The career change isn’t a sudden decision, and several factors are at play.
“This is one of the great companies in the business,” he said of WTVA. “I have talked with a lot of people in this business over the years, so I know this is a first-class place.”
But news gathering is demanding, especially in the era of never-ending news cycles.
“It’s 24 hours a day. If you let it, it can eat you alive, because it is just so consuming,” Smith said. “You have all the constant deadlines. When it never ends, you just keep going. Over time, if you’re not careful, it can get the better of you. I think it’s time for me to do something different.”
Personal reasons affected his decision, too. He lost his father five years ago. His mother died in February, followed a month later by his brother.
In addition to his grief, there’s been time to think about his new direction.
“My dad had a beautiful voice,” he said, “and my brother did, as well.”
Smith began developing his ease behind a microphone as a child in Chattanooga, Tenn.
“When I was – I’m guessing – 11 or 12, I would go to my grandparents’ house,” he said, while sitting on the couch at the WTVA studio. “They lived around the corner from us. They had a wooden spoon with a string on it. That was my microphone. My grandmother would sit in that chair and listen as long as I would talk. I just think I enjoyed that, probably because she sat and listened.”

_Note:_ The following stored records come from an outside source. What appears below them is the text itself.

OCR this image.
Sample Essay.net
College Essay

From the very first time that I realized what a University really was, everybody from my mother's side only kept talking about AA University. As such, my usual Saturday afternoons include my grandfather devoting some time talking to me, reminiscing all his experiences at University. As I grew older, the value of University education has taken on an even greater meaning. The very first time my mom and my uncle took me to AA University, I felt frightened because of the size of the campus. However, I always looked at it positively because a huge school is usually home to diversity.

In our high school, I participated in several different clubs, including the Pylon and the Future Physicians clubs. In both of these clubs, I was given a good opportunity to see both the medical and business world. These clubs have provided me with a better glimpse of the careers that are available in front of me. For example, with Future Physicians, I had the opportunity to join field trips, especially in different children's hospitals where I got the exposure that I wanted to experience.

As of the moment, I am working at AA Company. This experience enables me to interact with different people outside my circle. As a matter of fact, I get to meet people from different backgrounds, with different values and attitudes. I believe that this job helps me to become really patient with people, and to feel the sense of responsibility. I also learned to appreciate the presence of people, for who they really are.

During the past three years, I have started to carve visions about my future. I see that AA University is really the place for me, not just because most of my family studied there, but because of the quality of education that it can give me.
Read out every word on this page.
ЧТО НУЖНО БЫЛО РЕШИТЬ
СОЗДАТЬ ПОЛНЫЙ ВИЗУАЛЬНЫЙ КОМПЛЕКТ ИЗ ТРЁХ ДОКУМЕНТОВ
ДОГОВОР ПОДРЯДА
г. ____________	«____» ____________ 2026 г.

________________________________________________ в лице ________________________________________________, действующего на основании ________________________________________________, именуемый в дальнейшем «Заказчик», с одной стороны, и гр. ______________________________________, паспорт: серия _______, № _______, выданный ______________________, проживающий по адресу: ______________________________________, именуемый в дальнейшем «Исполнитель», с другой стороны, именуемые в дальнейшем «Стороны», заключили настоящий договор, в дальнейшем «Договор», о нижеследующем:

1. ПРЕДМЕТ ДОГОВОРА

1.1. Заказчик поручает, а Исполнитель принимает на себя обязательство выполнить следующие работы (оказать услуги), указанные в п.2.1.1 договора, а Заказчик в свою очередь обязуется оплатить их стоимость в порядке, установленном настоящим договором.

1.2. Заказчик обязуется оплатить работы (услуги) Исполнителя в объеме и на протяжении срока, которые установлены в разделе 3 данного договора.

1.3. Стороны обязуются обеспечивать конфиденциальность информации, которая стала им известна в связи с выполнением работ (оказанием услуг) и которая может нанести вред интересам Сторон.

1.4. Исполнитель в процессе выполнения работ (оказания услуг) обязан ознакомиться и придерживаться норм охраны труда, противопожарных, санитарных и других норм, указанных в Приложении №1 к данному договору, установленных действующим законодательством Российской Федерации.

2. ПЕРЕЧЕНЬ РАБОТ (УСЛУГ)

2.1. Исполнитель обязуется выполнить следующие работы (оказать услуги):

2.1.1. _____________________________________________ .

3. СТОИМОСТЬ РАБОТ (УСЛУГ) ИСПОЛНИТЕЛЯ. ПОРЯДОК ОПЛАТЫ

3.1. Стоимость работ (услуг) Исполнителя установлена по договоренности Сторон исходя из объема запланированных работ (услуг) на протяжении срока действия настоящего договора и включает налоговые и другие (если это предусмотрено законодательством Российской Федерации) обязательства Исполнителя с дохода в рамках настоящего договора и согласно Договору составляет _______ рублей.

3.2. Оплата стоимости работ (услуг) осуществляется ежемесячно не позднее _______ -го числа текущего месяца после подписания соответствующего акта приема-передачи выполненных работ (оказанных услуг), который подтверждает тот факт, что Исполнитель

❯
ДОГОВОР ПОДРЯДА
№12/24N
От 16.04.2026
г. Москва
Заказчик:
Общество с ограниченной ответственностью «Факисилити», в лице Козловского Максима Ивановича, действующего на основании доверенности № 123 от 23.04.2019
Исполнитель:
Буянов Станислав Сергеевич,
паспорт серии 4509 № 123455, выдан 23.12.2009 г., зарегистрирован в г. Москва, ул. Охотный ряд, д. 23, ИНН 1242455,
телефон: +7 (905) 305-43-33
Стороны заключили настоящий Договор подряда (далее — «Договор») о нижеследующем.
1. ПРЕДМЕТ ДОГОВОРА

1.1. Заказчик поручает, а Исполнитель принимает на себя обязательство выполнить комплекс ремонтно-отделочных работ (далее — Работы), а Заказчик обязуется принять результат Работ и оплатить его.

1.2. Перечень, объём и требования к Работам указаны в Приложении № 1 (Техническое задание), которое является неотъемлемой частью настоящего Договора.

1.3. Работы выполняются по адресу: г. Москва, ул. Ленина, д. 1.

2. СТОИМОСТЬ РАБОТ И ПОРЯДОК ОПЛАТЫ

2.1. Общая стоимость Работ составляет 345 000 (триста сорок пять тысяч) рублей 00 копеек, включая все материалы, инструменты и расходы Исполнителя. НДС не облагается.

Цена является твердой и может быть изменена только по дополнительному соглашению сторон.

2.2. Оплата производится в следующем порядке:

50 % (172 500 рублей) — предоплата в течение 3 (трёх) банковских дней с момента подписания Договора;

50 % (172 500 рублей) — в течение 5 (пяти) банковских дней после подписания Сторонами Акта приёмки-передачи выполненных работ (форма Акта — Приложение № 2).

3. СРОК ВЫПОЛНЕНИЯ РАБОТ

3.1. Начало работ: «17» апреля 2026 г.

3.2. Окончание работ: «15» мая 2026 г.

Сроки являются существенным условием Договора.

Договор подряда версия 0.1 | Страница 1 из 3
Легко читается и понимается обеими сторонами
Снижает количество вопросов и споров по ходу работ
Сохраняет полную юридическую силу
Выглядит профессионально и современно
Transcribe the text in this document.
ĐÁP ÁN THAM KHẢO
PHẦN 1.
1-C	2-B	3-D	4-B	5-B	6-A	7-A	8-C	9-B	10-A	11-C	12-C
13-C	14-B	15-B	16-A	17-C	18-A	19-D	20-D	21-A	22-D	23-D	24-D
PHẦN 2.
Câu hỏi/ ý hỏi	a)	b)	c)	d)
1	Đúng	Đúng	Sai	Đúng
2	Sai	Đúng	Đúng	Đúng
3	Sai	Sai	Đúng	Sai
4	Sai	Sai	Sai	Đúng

After he got a degree in mass communication from Middle Tennessee State University, he was hired at WTVC in Chattanooga.
Five years later, he moved to WTVA, where he became a regular visitor to Northeast Mississippi living rooms.
“People are willing to let you come into their homes and be a part of their families,” he said. “When they say, ‘Hey, I watched you on TV,’ that’s an honor. They didn’t have to watch the news. They could’ve watched 200 other channels. It’s an honor. It truly is.”
After Aug. 30, it will be someone else’s honor, as Smith follows his new path.
“I may fall on my face,” he said. “That’s OK. You move on. You pick yourself up and move on.”